V2426. LEO SLEZAK: Songs by Henschel, Hildach, Grieg, Schumann, Schubert, Liszt & Strauss; Arias from Otello, Zauberflöte, Le Prophète, Les Huguenots, Rigoletto, Il Trovatore, Aïda, I Pagliacci, Cavalleria, La Dame Blanche, Guillaume Tell, Faust, Manon, Louise, Alessandro Stradella, Tosca, La Boheme, La Juive, Die Königin von Saba, Fedora, Lohengrin, Siegfried, Der Fliegende Holländer, Tannhäuser & Die Meistersinger. (England) 2-Pearl 9299, recorded 1902-23, many titles never before on CD. Transfers by Roger Beardsley. Very long out-of-print, Final Copy! - 727031929925
“Slezak recorded extensively from 1901...into the electric period. His recordings provide abundant testimony as to the size and fine quality of his voice....He is at his best in music that requires style and technique as much as voice.”

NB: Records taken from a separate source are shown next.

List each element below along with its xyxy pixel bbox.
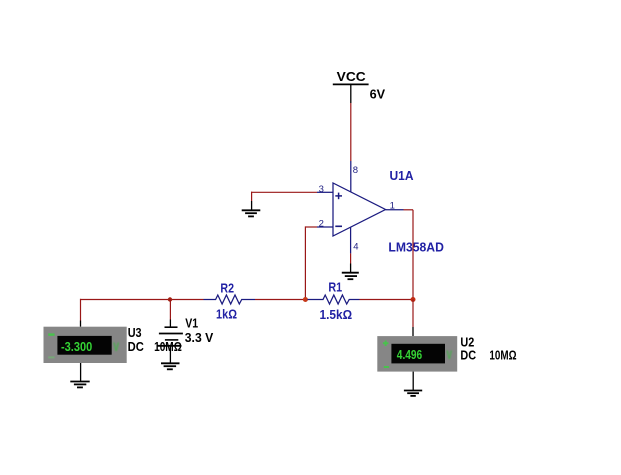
svg-text:10MΩ: 10MΩ xyxy=(489,348,516,363)
svg-text:10MΩ: 10MΩ xyxy=(154,339,182,354)
ground at pin 4 xyxy=(342,273,359,280)
svg-text:-3.300: -3.300 xyxy=(61,339,92,354)
svg-text:4.496: 4.496 xyxy=(397,347,422,362)
junction node A (R2/R1/feedback) xyxy=(303,297,308,302)
svg-text:3.3 V: 3.3 V xyxy=(185,330,214,345)
pin 1 stub xyxy=(386,209,404,211)
pin 3 stub xyxy=(317,191,333,193)
wire ground to pin 3 xyxy=(252,192,317,211)
wire pin 2 feedback to node A xyxy=(305,226,317,299)
wire U2 to ground xyxy=(412,372,414,391)
multimeter U2 xyxy=(377,336,457,372)
svg-text:3: 3 xyxy=(319,184,324,195)
pin 4 stub xyxy=(350,227,352,253)
wire net U3 to R2 xyxy=(81,299,204,301)
svg-text:DC: DC xyxy=(460,348,476,363)
svg-text:DC: DC xyxy=(128,339,145,354)
ground at pin 3 input xyxy=(242,210,261,216)
svg-text:VCC: VCC xyxy=(337,69,367,84)
svg-text:U1A: U1A xyxy=(390,168,415,183)
junction node V1 xyxy=(168,297,172,301)
svg-text:V: V xyxy=(447,350,453,362)
multimeter U3 xyxy=(44,327,127,363)
svg-text:6V: 6V xyxy=(370,86,386,101)
svg-text:1: 1 xyxy=(390,201,395,212)
svg-text:R2: R2 xyxy=(220,280,234,295)
pin 8 stub xyxy=(350,161,352,192)
wire R1 to node B xyxy=(360,299,414,301)
svg-text:1.5kΩ: 1.5kΩ xyxy=(320,307,353,322)
svg-text:V: V xyxy=(113,340,119,354)
wire R2 to node A xyxy=(255,299,305,301)
svg-text:R1: R1 xyxy=(328,280,342,295)
wire node B to U2 xyxy=(412,300,414,337)
wire U3 to ground xyxy=(80,363,82,382)
svg-text:8: 8 xyxy=(353,165,358,176)
ground below U2 xyxy=(404,391,422,396)
svg-text:2: 2 xyxy=(319,219,324,230)
wire net to V1 xyxy=(169,300,171,327)
wire output pin 1 to node B xyxy=(404,210,414,300)
junction node B (R1/output/U2) xyxy=(411,297,416,302)
pin 2 stub xyxy=(317,226,333,228)
wire net to U3 xyxy=(80,299,82,327)
svg-text:U3: U3 xyxy=(128,325,142,340)
ground below V1 xyxy=(161,363,180,369)
svg-text:4: 4 xyxy=(353,242,358,253)
ground below U3 xyxy=(70,382,89,388)
wire VCC to U1A pin 8 xyxy=(350,84,352,161)
resistor R2 xyxy=(204,295,256,304)
op-amp U1A xyxy=(333,183,386,236)
battery V1 xyxy=(158,327,183,363)
wire pin 4 to ground xyxy=(350,253,352,272)
svg-text:V1: V1 xyxy=(185,316,198,331)
power symbol VCC xyxy=(333,69,369,84)
resistor R1 xyxy=(308,295,360,304)
svg-text:1kΩ: 1kΩ xyxy=(216,306,237,321)
svg-text:LM358AD: LM358AD xyxy=(388,240,444,255)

- Michael Scott, THE RECORD OF SINGING
“For the 30 years that opened the twentieth century, Leo Slezak was one of the outstanding dramatic tenors, and is best known today for his Wagnerian roles, but he was also capable of the shading and subtleties required for French opera, and was greatly admired in such roles as Gerald in Delibes' LAKMÉ and des Grieux in Massenet's MANON.

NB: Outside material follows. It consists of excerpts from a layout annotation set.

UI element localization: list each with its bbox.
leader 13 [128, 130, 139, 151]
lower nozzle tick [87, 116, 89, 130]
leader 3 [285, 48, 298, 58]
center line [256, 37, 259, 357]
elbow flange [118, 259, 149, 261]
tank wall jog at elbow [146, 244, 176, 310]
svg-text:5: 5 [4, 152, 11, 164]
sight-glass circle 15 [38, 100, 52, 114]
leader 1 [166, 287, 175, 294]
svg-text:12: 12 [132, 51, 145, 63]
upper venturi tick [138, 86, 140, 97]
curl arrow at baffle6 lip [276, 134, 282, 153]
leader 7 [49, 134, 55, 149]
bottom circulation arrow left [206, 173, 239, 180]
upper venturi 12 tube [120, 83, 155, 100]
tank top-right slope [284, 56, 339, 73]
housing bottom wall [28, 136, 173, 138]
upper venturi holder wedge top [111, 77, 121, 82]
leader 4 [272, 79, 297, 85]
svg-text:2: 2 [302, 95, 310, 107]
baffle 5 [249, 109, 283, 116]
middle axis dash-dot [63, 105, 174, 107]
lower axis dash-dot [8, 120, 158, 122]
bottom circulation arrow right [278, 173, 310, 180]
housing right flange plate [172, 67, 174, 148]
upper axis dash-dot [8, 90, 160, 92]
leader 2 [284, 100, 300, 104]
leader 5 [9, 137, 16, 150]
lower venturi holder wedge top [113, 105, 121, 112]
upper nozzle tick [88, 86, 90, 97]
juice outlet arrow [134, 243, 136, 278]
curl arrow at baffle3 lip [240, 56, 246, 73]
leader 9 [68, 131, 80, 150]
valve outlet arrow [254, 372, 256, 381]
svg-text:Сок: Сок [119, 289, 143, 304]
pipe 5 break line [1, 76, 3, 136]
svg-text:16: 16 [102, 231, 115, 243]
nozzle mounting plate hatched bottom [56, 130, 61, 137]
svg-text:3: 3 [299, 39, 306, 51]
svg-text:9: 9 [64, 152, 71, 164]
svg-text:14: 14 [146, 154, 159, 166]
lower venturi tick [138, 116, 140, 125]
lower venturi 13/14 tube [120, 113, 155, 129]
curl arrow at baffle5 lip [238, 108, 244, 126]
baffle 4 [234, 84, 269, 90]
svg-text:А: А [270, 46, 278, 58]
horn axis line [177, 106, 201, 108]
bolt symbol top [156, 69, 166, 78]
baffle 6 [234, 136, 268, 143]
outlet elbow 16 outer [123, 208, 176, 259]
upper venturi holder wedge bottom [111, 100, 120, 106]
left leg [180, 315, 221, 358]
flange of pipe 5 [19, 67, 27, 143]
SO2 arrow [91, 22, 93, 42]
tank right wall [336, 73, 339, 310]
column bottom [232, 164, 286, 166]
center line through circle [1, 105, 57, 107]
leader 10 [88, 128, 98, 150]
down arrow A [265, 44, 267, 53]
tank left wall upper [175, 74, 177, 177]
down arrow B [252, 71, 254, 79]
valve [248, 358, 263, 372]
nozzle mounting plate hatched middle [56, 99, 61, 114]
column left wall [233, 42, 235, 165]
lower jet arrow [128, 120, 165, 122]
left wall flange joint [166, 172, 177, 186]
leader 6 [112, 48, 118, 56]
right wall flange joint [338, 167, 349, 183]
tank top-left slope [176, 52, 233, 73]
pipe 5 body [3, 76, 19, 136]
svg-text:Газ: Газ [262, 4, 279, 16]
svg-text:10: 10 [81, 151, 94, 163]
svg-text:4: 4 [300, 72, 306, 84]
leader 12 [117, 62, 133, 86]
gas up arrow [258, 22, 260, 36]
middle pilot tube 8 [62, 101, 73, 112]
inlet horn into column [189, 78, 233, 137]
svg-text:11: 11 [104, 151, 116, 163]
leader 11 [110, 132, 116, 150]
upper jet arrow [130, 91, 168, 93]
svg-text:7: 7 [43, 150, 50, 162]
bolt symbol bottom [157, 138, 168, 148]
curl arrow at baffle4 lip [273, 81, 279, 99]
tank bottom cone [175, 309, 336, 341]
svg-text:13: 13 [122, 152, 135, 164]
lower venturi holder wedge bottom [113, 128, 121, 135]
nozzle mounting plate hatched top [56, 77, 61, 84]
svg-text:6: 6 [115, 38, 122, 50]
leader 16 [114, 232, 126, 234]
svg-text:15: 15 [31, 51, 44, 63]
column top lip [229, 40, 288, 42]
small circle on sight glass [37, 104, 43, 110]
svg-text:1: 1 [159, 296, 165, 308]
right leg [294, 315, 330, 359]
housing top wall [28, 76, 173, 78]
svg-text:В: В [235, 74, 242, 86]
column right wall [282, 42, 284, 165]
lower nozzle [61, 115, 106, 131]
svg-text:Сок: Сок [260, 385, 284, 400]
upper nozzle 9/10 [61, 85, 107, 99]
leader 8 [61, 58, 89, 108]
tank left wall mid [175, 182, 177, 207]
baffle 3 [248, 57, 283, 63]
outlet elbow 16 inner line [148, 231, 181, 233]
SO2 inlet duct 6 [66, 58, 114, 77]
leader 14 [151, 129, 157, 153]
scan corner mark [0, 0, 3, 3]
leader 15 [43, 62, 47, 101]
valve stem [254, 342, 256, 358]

Having studied with Adolf Robinson, his operatic début was as Lohengrin in Brno, in 1896. Two years later, he made his Berlin début in the same role, and in 1900, performed it again at Covent Garden, when the Breslau company, which he joined the year before, toured abroad. In 1901, his rise to fame began when he came to the attention of Gustav Mahler, who invited him to join the Vienna State Opera. He made his début was as Arnold in GUILLAME TELL, beginning a 32-year association with that house. In 1907, however, when Mahler left, Slezak also left to pursue an international career. In Paris, he studied the French operatic repertoire with Jean de Reszké and song with Reynaldo Hahn. Moving on to the United States, his Met début was as Otello in 1909. Though he returned to the Vienna State Opera in 1913, he continued to make international appearances until his farewell performance as Canio in 1933.
While he was not considered one of the great operatic actors, after his retirement he appeared in cameo roles in various films. Walter wrote WHAT TIME'S THE NEXT SWAN?, an affectionate and humorous combination of autobiography and biography of his parents' lives, and Slezak himself wrote several volumes of memoirs.”